La historia, para pensarse en períodos, desprecia las anécdotas, que tienen sólo relevancia en los instantes a-periódicos en los que el hombre está ligado a la concreción inmediata.

Repentinamente nuestro soldado escucha un frufrú de cuerpos que reptan intermitentemente. El enemigo se aproxima. La continuación ya es conocida por el lector.

Hemos procurado describir una sucesión de acciones del soldado. Nos toca responder a la pregunta sobre esa enigmática condición antecedente específica. Vamos a aceptar que cualquier punto de la historieta sea bueno para hacerse la pregunta y elegiremos el momento final, en el que el soldado salta de la trinchera y le matan.

Enseguida nos encontramos con un problema de tiempo. Antecedente quiere decir un fragmento de segundo, un minuto, un día, un año, un siglo? Claro está que, dependiendo de lo que estemos hablando podría referirse a cualquiera de estas posibilidades. Nos encontramos una vez más con otra de esas palabras que funcionan unidas a otra y separadas lógicamente por una línea divisoria, y que tan famosas ha hecho Austin. Arriba y abajo de una división referencial, dentro o fuera, interior o exterior a.. y ahora, antecedente o subsiguiente al punto que consideremos arbitrariamente y en un marco de medidas. Si hablamos de siglos y elegimos el siglo XVI como traza divisoria, el siglo que le antecede es el s.XV y el que le sigue el s.XVII.

Nosotros ya tenemos la traza divisoria, que es el momento en el que está saltando el soldado. Dejemosle ahí, suspendido en el aire, y pensemos qué sistema de medida emplear para volverle atrás en el tiempo y el espacio.

Tomando el criterio de buscar un suceso externo al sujeto, podríamos escoger como candidato al frufrú de los cuerpos enemigos arrastrándose. Es un sonido peculiar, y aceptemos que difícil de confundir con el viento o con un roedor. Pero la contundencia física del sonido no debe ocultarnos el sentido que reviste para el sujeto: el de anunciar la proximidad de lo temido.

Si el sujeto no discriminase el sonido entre los otros sonidos y al mismo tiempo le otorgase una concreta significación, tampoco habría fabricado una estrategia para ir al encuentro del enemigo presintiéndose por ese ruido que le delata a su pesar. El enemigo no es visto, es sabido, y se sabe como enemigo porque se interpreta que se le oye.

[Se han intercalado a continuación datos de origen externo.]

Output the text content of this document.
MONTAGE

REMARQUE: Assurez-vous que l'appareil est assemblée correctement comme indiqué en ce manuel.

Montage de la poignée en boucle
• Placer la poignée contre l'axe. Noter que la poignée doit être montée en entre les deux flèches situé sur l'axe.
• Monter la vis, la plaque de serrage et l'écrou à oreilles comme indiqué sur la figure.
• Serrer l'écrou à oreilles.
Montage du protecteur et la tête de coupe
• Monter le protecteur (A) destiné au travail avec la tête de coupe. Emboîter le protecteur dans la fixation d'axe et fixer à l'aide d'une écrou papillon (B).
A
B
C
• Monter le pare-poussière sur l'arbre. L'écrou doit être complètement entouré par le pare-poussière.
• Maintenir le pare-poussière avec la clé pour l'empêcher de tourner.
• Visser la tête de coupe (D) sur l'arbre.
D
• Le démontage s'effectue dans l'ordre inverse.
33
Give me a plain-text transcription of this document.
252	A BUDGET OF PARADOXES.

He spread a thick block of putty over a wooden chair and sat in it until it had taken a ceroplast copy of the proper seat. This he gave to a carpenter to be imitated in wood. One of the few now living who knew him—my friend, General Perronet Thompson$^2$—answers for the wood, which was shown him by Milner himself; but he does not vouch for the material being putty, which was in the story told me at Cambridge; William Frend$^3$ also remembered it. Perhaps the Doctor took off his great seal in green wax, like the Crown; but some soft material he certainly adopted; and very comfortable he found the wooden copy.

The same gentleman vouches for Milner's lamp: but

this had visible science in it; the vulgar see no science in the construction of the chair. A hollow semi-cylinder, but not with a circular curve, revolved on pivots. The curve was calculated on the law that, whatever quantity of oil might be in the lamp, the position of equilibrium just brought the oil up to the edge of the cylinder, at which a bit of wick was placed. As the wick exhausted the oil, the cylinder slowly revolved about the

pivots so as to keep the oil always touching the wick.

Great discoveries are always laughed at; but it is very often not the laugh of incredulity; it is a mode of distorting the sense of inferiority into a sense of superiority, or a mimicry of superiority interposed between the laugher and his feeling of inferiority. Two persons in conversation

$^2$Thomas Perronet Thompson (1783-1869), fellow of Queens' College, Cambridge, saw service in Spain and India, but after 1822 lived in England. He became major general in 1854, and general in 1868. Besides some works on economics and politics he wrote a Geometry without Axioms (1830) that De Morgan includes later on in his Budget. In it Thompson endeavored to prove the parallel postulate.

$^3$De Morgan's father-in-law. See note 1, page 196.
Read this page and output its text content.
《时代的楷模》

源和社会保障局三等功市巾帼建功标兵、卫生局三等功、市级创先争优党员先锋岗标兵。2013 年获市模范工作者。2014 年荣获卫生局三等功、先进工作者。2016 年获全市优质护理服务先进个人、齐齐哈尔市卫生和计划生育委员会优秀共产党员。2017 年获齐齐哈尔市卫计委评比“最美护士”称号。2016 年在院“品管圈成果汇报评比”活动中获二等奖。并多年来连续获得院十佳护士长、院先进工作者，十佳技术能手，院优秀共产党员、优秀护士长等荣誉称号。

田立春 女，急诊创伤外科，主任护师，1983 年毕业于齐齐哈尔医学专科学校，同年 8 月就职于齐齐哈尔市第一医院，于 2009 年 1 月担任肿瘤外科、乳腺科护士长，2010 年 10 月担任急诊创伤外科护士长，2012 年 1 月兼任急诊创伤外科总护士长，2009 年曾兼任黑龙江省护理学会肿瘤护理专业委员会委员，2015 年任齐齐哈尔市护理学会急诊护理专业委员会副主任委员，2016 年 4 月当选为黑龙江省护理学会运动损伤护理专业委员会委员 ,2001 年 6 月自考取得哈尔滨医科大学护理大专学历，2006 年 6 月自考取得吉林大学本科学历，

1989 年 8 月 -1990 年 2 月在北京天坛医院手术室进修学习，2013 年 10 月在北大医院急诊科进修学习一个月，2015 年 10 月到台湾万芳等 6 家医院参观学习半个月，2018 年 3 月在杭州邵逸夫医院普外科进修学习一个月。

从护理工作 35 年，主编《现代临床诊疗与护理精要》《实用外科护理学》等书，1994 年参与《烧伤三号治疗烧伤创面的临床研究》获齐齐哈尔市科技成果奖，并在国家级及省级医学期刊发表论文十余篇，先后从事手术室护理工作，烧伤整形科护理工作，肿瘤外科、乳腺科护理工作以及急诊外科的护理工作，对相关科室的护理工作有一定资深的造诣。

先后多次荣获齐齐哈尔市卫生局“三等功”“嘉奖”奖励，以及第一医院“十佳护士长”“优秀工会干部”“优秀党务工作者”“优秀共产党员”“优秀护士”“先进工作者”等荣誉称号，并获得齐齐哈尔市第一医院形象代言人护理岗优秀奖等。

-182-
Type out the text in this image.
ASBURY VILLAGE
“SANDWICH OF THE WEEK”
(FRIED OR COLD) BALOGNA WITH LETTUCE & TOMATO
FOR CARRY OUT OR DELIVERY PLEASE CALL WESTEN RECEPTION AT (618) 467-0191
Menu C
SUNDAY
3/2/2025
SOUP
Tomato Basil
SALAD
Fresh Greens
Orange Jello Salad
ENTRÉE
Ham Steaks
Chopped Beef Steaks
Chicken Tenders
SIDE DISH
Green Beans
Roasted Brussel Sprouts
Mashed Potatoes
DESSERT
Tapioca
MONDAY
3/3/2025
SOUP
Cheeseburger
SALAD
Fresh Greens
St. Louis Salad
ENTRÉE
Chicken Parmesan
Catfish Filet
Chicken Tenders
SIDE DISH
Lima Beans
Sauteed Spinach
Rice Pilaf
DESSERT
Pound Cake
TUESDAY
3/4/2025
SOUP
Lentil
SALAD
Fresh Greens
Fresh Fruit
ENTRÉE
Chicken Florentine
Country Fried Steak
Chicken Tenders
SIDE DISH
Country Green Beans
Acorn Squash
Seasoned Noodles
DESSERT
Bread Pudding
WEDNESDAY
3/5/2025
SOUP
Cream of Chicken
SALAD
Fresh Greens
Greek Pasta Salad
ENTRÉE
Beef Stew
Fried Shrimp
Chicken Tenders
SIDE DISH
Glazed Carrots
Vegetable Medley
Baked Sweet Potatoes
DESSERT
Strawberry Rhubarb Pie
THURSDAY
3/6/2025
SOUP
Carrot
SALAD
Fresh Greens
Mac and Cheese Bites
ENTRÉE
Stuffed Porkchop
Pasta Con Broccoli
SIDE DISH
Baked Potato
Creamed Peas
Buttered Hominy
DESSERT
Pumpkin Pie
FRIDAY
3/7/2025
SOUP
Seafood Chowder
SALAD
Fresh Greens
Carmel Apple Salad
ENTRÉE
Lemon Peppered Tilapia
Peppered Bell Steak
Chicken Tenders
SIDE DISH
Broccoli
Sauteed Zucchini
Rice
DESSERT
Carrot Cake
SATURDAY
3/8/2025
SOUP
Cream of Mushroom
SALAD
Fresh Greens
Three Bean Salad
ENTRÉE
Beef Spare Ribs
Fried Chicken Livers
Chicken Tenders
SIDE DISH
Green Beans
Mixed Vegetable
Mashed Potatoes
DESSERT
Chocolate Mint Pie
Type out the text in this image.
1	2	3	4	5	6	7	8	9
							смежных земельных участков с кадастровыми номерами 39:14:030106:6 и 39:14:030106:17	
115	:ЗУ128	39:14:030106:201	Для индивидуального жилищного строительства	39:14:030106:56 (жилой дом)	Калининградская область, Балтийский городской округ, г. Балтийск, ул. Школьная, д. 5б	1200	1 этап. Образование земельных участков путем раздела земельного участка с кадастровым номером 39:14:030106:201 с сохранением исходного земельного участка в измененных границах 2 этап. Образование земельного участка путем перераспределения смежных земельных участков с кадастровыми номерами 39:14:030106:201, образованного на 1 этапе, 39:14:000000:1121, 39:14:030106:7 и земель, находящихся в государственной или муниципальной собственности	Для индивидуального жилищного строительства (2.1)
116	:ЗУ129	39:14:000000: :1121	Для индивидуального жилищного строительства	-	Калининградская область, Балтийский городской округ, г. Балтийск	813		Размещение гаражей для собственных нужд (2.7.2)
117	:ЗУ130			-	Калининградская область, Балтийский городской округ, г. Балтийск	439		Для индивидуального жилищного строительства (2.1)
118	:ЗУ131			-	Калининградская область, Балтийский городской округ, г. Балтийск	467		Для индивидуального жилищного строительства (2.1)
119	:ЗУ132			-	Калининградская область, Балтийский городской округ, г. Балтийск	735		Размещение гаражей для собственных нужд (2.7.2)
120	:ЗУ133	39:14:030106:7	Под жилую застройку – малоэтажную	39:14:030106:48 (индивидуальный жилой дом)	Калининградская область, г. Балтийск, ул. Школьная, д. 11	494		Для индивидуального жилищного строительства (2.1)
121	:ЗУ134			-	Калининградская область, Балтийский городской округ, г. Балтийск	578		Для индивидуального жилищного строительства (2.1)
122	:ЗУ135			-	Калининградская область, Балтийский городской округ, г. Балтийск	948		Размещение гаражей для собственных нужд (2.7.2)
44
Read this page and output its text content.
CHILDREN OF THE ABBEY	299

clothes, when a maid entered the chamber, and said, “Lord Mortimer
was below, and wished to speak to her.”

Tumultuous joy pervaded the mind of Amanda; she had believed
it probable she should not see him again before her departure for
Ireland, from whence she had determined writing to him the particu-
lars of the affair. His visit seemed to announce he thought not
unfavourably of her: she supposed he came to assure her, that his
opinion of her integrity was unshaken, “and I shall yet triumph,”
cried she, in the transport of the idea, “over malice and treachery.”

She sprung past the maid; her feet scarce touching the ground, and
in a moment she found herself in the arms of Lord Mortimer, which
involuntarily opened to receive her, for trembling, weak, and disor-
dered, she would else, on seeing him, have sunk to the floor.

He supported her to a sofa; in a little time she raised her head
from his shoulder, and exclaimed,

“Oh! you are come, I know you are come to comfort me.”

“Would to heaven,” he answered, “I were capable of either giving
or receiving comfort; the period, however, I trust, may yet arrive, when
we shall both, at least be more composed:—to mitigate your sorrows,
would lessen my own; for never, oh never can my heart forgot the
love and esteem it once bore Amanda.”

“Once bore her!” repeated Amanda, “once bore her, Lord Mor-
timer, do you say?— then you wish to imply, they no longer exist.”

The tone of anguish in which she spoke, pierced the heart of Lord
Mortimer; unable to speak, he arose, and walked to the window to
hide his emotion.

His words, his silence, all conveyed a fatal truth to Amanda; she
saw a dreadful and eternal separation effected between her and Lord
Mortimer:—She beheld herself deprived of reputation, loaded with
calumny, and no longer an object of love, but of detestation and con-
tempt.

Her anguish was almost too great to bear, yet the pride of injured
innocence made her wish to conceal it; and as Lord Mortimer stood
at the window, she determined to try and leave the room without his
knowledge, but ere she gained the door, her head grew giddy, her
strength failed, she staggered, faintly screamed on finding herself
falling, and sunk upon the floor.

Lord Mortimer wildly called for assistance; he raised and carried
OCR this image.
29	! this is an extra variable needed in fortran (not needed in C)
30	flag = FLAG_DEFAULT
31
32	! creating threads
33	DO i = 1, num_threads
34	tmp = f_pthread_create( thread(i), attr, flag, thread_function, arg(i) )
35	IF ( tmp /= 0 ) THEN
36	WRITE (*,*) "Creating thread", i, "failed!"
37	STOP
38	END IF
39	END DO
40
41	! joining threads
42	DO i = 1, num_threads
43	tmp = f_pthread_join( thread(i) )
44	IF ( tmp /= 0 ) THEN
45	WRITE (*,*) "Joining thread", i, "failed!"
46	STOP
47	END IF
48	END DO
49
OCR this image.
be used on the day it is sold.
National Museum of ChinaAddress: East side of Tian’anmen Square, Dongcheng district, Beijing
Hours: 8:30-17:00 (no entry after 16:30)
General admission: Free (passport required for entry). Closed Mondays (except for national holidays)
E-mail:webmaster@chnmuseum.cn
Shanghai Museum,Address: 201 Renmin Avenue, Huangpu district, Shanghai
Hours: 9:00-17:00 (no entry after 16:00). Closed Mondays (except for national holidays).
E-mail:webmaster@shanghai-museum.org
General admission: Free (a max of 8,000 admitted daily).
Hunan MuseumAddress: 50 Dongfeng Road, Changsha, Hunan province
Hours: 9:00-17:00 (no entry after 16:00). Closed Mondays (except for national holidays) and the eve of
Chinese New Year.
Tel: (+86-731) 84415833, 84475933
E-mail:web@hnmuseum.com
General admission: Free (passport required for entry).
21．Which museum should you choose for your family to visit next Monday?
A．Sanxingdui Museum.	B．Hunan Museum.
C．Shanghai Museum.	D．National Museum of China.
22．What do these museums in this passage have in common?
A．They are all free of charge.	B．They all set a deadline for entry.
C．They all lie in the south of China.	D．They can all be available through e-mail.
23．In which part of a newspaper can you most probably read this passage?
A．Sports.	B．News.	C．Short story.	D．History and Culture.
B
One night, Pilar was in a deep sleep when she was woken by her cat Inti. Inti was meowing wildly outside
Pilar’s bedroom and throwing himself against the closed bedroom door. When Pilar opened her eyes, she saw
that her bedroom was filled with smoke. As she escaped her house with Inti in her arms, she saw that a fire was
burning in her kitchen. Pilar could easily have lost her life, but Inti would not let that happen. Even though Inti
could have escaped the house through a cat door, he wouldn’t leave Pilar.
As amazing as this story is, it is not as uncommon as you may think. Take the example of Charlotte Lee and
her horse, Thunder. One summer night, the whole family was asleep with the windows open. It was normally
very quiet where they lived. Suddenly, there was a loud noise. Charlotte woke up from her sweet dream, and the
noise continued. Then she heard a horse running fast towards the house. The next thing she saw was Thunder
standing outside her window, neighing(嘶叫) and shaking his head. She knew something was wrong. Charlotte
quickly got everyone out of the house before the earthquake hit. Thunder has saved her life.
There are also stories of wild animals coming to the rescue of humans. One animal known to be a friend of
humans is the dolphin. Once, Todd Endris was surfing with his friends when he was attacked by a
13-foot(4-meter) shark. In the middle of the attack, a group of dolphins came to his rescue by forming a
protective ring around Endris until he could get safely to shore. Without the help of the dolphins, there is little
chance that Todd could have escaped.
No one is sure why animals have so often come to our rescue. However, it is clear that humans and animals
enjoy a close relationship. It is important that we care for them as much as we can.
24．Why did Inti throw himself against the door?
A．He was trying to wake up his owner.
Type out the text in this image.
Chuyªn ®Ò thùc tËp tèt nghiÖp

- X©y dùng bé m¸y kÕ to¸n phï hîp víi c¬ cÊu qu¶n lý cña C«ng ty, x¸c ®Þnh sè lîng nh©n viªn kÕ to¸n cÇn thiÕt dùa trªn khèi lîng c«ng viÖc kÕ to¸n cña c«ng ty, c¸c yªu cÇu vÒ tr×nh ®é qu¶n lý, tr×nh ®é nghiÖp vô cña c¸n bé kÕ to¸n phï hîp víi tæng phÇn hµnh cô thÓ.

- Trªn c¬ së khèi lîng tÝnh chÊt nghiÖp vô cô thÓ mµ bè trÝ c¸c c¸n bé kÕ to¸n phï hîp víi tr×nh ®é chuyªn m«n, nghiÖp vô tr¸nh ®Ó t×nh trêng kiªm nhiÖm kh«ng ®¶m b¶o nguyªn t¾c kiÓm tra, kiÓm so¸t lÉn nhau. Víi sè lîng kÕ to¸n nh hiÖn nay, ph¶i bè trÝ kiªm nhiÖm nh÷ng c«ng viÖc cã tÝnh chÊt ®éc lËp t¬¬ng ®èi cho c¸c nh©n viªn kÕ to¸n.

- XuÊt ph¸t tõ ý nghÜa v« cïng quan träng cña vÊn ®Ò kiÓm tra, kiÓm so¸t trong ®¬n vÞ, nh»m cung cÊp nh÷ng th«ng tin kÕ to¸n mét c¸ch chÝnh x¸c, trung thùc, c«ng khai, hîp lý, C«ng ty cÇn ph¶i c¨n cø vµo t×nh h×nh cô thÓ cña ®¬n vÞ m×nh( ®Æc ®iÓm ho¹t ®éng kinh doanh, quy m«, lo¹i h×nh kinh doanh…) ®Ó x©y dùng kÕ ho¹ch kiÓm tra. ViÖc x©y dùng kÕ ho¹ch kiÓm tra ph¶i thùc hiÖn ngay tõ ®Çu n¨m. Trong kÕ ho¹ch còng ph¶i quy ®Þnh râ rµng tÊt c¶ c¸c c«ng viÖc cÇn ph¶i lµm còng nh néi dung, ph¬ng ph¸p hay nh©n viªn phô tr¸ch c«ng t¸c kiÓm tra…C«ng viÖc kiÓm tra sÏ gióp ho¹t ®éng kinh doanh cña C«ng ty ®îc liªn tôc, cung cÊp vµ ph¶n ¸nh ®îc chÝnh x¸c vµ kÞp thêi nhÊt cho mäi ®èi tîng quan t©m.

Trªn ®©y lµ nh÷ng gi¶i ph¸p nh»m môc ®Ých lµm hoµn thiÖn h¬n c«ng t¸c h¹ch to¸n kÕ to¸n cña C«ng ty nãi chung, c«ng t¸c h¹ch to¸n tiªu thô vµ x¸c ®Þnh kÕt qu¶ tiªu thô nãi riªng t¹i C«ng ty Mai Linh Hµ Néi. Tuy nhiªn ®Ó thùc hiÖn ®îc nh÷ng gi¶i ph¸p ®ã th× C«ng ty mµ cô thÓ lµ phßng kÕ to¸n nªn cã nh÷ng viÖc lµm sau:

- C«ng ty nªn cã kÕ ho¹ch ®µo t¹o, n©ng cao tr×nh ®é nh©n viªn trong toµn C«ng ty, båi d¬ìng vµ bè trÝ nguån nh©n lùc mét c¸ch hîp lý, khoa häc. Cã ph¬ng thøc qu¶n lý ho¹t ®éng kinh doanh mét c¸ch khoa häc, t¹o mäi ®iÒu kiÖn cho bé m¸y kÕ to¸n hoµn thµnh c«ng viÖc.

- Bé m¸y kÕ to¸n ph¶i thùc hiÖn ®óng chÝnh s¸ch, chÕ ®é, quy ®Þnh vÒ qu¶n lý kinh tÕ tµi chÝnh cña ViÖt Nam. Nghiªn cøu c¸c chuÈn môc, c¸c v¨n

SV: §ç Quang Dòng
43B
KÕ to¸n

Las reacciones que el soldado pueda tener ante la presencia del enemigo tienen que ver con que esa presencia le lleva a imaginar la muerte propia. La muerte es una especie de nada que para ser vivida tiene que convertirse en algo: la manera de ser la nada evidentemente es la imaginación. La muerte es la fantasía de verse morir, pero la realización plena de tal fantasía equivale a nuestra aniquilación, lo cual podemos ver más claramente en los otros que en nosotros mismos (no podemos entender fácilmente que nuestra individualidad deje de existir, tanto la apreciamos que no entra en nuestra cabeza dejar de ser nosotros mismos).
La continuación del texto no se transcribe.